What do you think that audiences will take away from watching Alex do that climb?

CV: I think first and foremost they’re going to be terrified. That terror is something that we as filmmakers are totally desensitized to at this point. I’m looking at things technically, cinematically: Is this the right shot? But the experience I’ve had so far with audiences is that people are absolutely terrified. The film is a very visceral experience for them, which makes me very happy. I think that it does make you question in some way what you are doing with your life: “Alex decided to do this, so what am I doing?” I think it’s a way of calling deliberate attention to the choices that we make. What’s a meaningful life and why?

Do you have a favorite moment in the film? A moment that really stays with you?

CV: There’s that moment when he’s questioning what motivates him and he talks about his mother pushing him and this idea of perfection and then he says, in such a thorough way, “I guess it’s also the endless pit of self-loathing.” When he said that, I though, “Yes, that’s something I can understand, this idea of your self-doubt and how that may motivate you to do something outrageous.” When I heard it in the interview I was floored because it’s not necessarily something he would normally say. It was a very true moment. 

What also stays with me are those incredibly candid moments with him and Sanni because those are tough and yet they’re very, very honest: the way he listens to her, says he understands, and still talks about what he needs. And then clearly the moment when he gets to the top is so amazing, it stays with you forever. That conversation they have on the phone when he tells her that he loves her. Is that the first time that he’s told her he loves her? You don’t know. Somehow the achievement itself allows him to open up emotionally. 

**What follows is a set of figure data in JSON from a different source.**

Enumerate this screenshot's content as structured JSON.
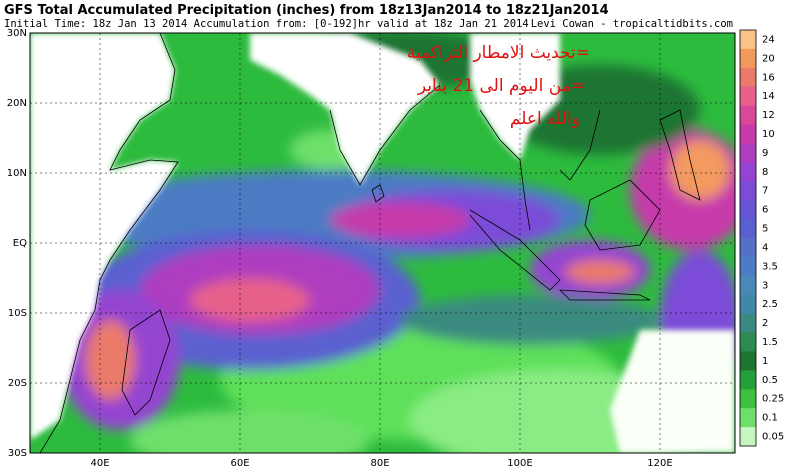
{
  "header": {
    "title": "GFS Total Accumulated Precipitation (inches) from 18z13Jan2014 to 18z21Jan2014",
    "subtitle": "Initial Time: 18z Jan 13 2014 Accumulation from: [0-192]hr valid at 18z Jan 21 2014",
    "credit": "Levi Cowan - tropicaltidbits.com"
  },
  "annotations": [
    "=تحديث الامطار التراكمية",
    "=من اليوم الى 21 يناير",
    "والله اعلم"
  ],
  "map": {
    "lat_labels": [
      "30N",
      "20N",
      "10N",
      "EQ",
      "10S",
      "20S",
      "30S"
    ],
    "lon_labels": [
      "40E",
      "60E",
      "80E",
      "100E",
      "120E"
    ]
  },
  "colorbar": {
    "labels": [
      "24",
      "20",
      "16",
      "14",
      "12",
      "10",
      "9",
      "8",
      "7",
      "6",
      "5",
      "4",
      "3.5",
      "3",
      "2.5",
      "2",
      "1.5",
      "1",
      "0.5",
      "0.25",
      "0.1",
      "0.05"
    ],
    "colors": [
      "#f9c28a",
      "#f29a5e",
      "#ea7a6a",
      "#e6608a",
      "#d84a98",
      "#c63aaa",
      "#ae3ec0",
      "#9444d0",
      "#7c4cd8",
      "#6654d6",
      "#5a60d0",
      "#5470c8",
      "#4c7cc4",
      "#4a88b8",
      "#4088a8",
      "#3a8a80",
      "#2e8a50",
      "#1f7430",
      "#24a03a",
      "#3cc040",
      "#6ee06a",
      "#c6f6c0"
    ]
  }
}
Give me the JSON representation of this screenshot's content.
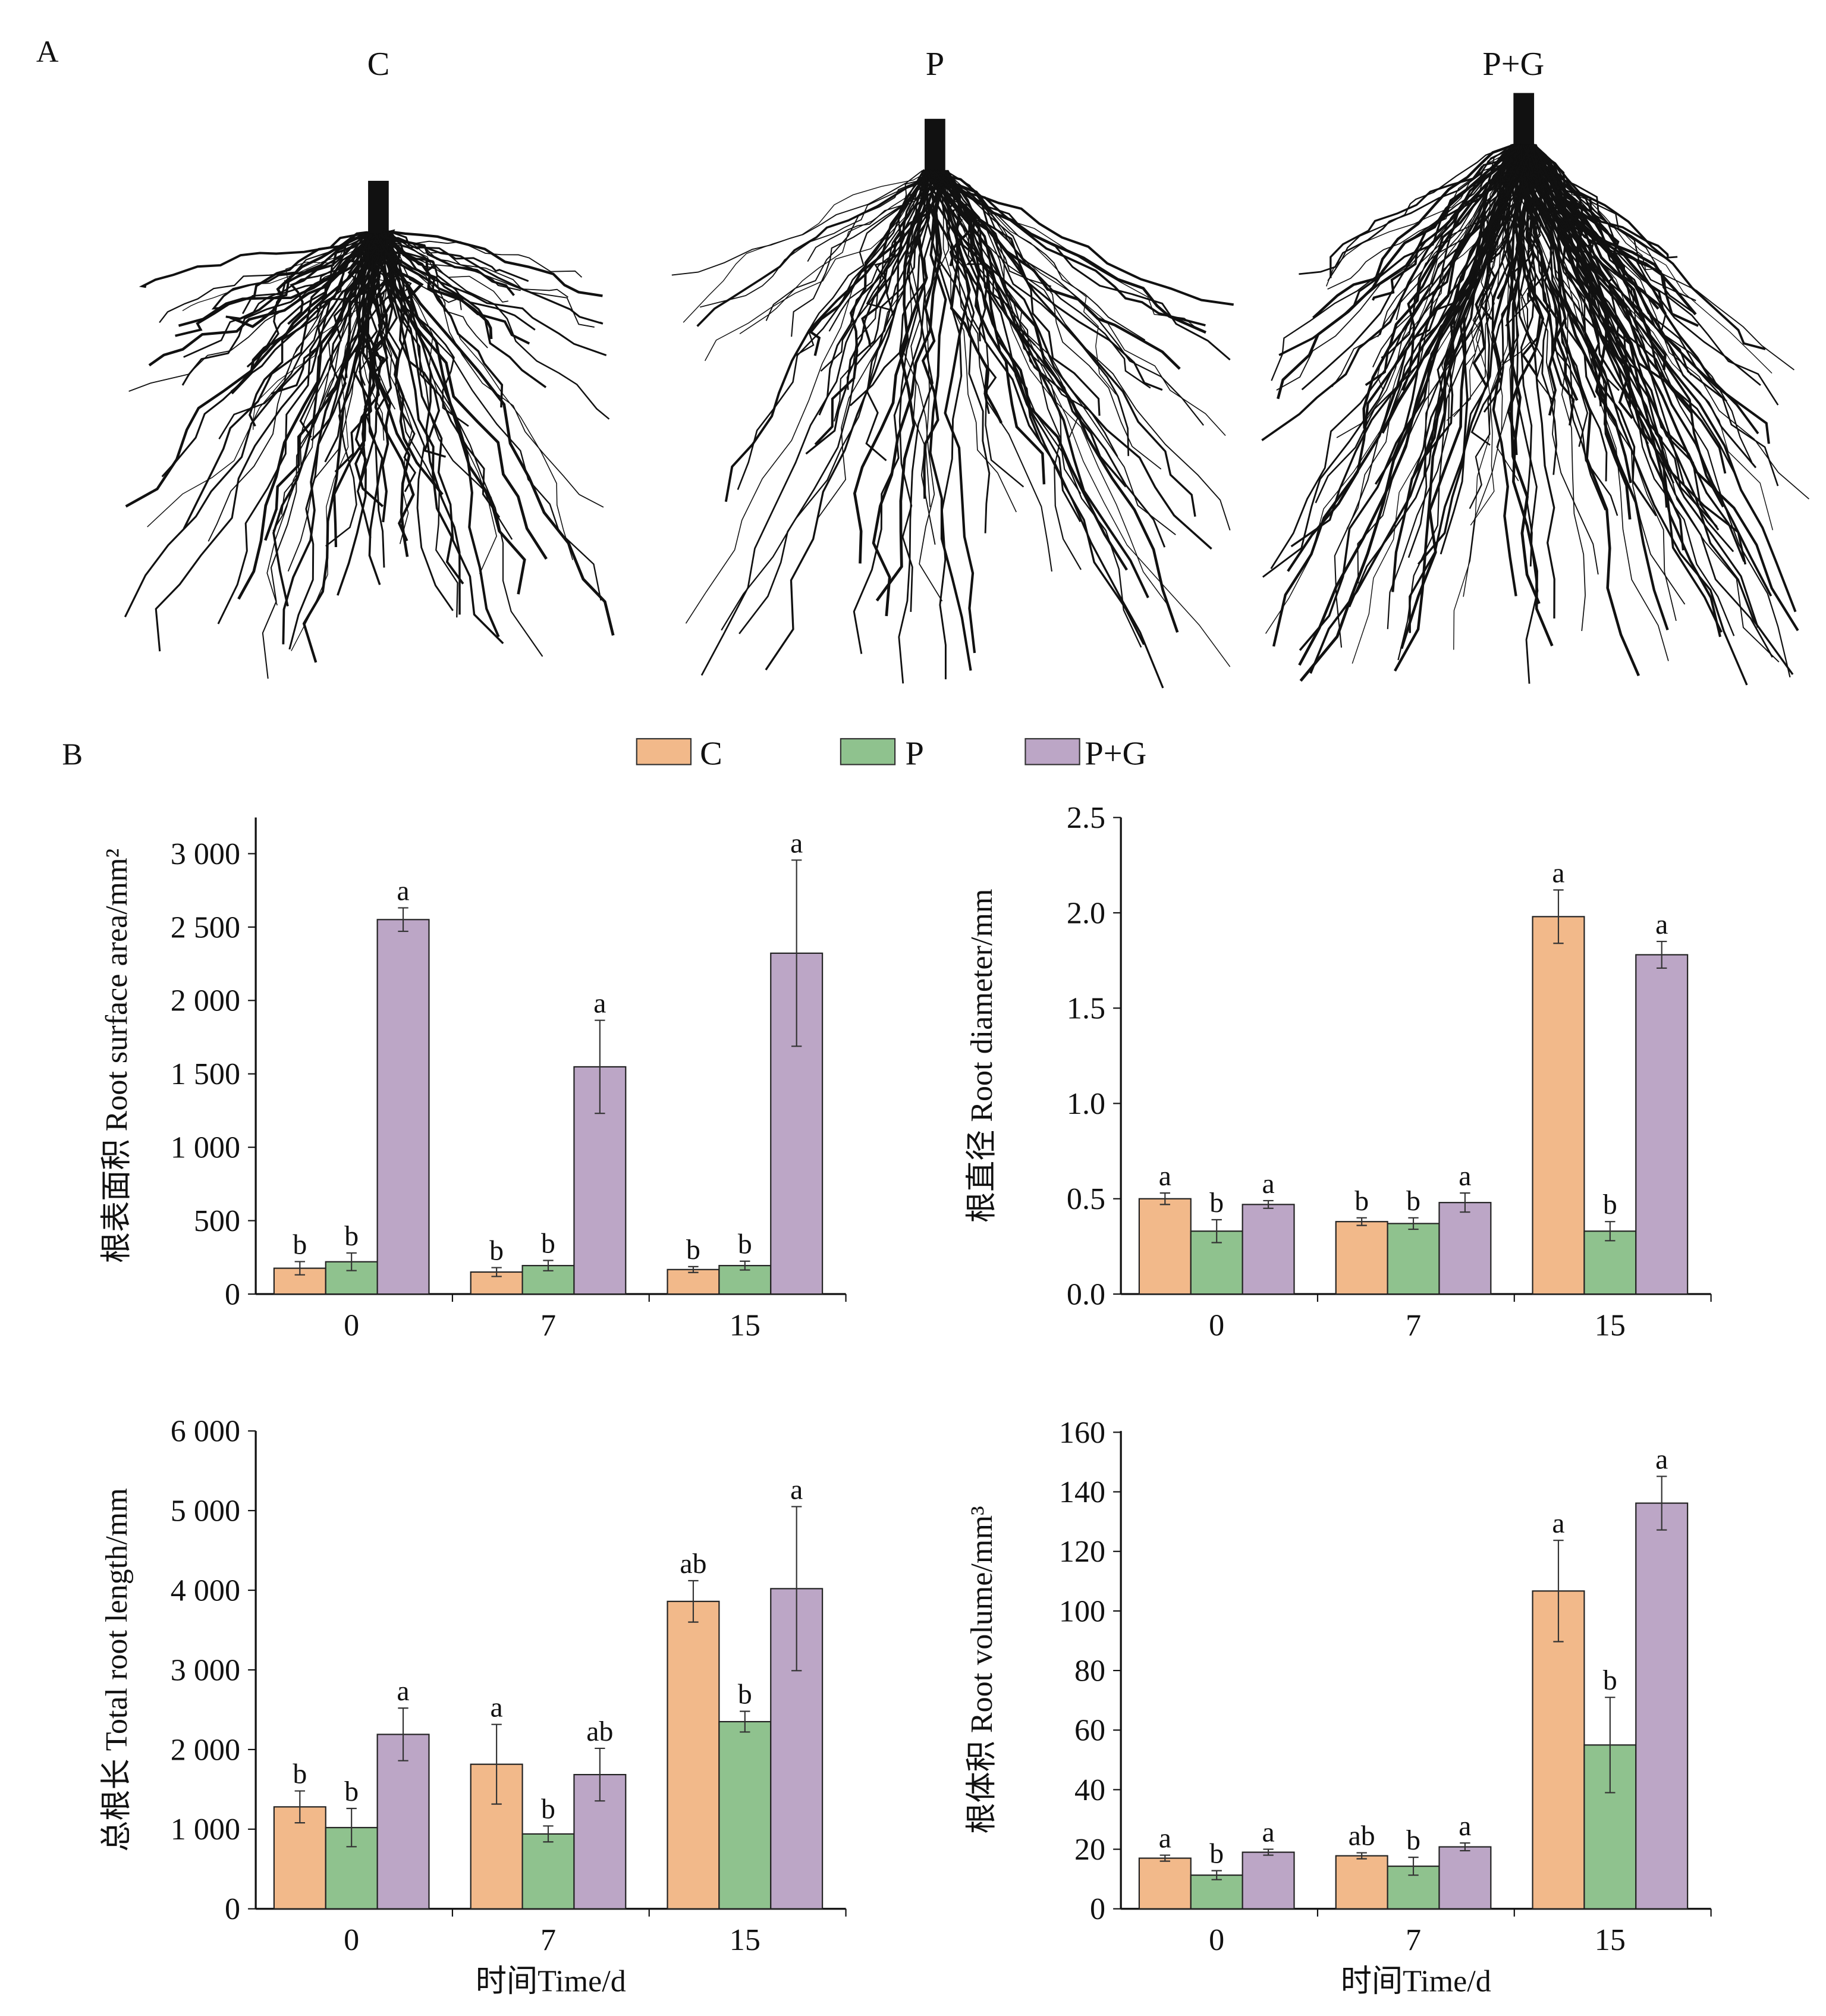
{
  "panel_a": {
    "label": "A",
    "titles": [
      "C",
      "P",
      "P+G"
    ]
  },
  "panel_b": {
    "label": "B"
  },
  "legend": [
    {
      "name": "C",
      "color": "#F2B98A"
    },
    {
      "name": "P",
      "color": "#8FC28E"
    },
    {
      "name": "P+G",
      "color": "#BCA6C6"
    }
  ],
  "chart_data": [
    {
      "type": "bar",
      "title": "",
      "ylabel": "根表面积 Root surface area/mm²",
      "xlabel": "",
      "categories": [
        "0",
        "7",
        "15"
      ],
      "ylim": [
        0,
        3000
      ],
      "yticks": [
        0,
        500,
        1000,
        1500,
        2000,
        2500,
        3000
      ],
      "ytick_labels": [
        "0",
        "500",
        "1 000",
        "1 500",
        "2 000",
        "2 500",
        "3 000"
      ],
      "series": [
        {
          "name": "C",
          "values": [
            176,
            150,
            167
          ],
          "errors": [
            45,
            30,
            20
          ],
          "letters": [
            "b",
            "b",
            "b"
          ]
        },
        {
          "name": "P",
          "values": [
            220,
            194,
            194
          ],
          "errors": [
            60,
            35,
            30
          ],
          "letters": [
            "b",
            "b",
            "b"
          ]
        },
        {
          "name": "P+G",
          "values": [
            2551,
            1548,
            2322
          ],
          "errors": [
            80,
            317,
            634
          ],
          "letters": [
            "a",
            "a",
            "a"
          ]
        }
      ]
    },
    {
      "type": "bar",
      "title": "",
      "ylabel": "根直径 Root diameter/mm",
      "xlabel": "",
      "categories": [
        "0",
        "7",
        "15"
      ],
      "ylim": [
        0,
        2.5
      ],
      "yticks": [
        0,
        0.5,
        1.0,
        1.5,
        2.0,
        2.5
      ],
      "ytick_labels": [
        "0.0",
        "0.5",
        "1.0",
        "1.5",
        "2.0",
        "2.5"
      ],
      "series": [
        {
          "name": "C",
          "values": [
            0.5,
            0.38,
            1.98
          ],
          "errors": [
            0.03,
            0.02,
            0.14
          ],
          "letters": [
            "a",
            "b",
            "a"
          ]
        },
        {
          "name": "P",
          "values": [
            0.33,
            0.37,
            0.33
          ],
          "errors": [
            0.06,
            0.03,
            0.05
          ],
          "letters": [
            "b",
            "b",
            "b"
          ]
        },
        {
          "name": "P+G",
          "values": [
            0.47,
            0.48,
            1.78
          ],
          "errors": [
            0.02,
            0.05,
            0.07
          ],
          "letters": [
            "a",
            "a",
            "a"
          ]
        }
      ]
    },
    {
      "type": "bar",
      "title": "",
      "ylabel": "总根长 Total root length/mm",
      "xlabel": "时间Time/d",
      "categories": [
        "0",
        "7",
        "15"
      ],
      "ylim": [
        0,
        6000
      ],
      "yticks": [
        0,
        1000,
        2000,
        3000,
        4000,
        5000,
        6000
      ],
      "ytick_labels": [
        "0",
        "1 000",
        "2 000",
        "3 000",
        "4 000",
        "5 000",
        "6 000"
      ],
      "series": [
        {
          "name": "C",
          "values": [
            1280,
            1815,
            3860
          ],
          "errors": [
            200,
            500,
            260
          ],
          "letters": [
            "b",
            "a",
            "ab"
          ]
        },
        {
          "name": "P",
          "values": [
            1020,
            940,
            2350
          ],
          "errors": [
            240,
            100,
            130
          ],
          "letters": [
            "b",
            "b",
            "b"
          ]
        },
        {
          "name": "P+G",
          "values": [
            2190,
            1685,
            4020
          ],
          "errors": [
            330,
            330,
            1030
          ],
          "letters": [
            "a",
            "ab",
            "a"
          ]
        }
      ]
    },
    {
      "type": "bar",
      "title": "",
      "ylabel": "根体积 Root volume/mm³",
      "xlabel": "时间Time/d",
      "categories": [
        "0",
        "7",
        "15"
      ],
      "ylim": [
        0,
        160
      ],
      "yticks": [
        0,
        20,
        40,
        60,
        80,
        100,
        120,
        140,
        160
      ],
      "ytick_labels": [
        "0",
        "20",
        "40",
        "60",
        "80",
        "100",
        "120",
        "140",
        "160"
      ],
      "series": [
        {
          "name": "C",
          "values": [
            17,
            17.8,
            106.7
          ],
          "errors": [
            1,
            1,
            17
          ],
          "letters": [
            "a",
            "ab",
            "a"
          ]
        },
        {
          "name": "P",
          "values": [
            11.3,
            14.3,
            55
          ],
          "errors": [
            1.5,
            3,
            16
          ],
          "letters": [
            "b",
            "b",
            "b"
          ]
        },
        {
          "name": "P+G",
          "values": [
            19,
            20.8,
            136.2
          ],
          "errors": [
            1,
            1.3,
            9
          ],
          "letters": [
            "a",
            "a",
            "a"
          ]
        }
      ]
    }
  ]
}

How do you yourself experience fear and deal with it? 

CV: For me, the unknown is scary. It’s both beautiful and scary. I broke my arm a ton of times as a kid, I was very active as a child, and there was a point when I wanted to be a doctor because I wanted to know exactly what was going to happen. That was how I looked at fear. It’s funny given what I’ve done with my profession because I’ve put myself in a lot of situations I can’t control. As a filmmaker, in general you like control because you’re telling stories. But somehow the process of visualizing the unknown always makes me feel more comfortable with fear—which is funny as it pertains to Alex because clearly that is his process too. I think fear visualization is a very real tool. Looking into my fear and seeing what’s there has always helped.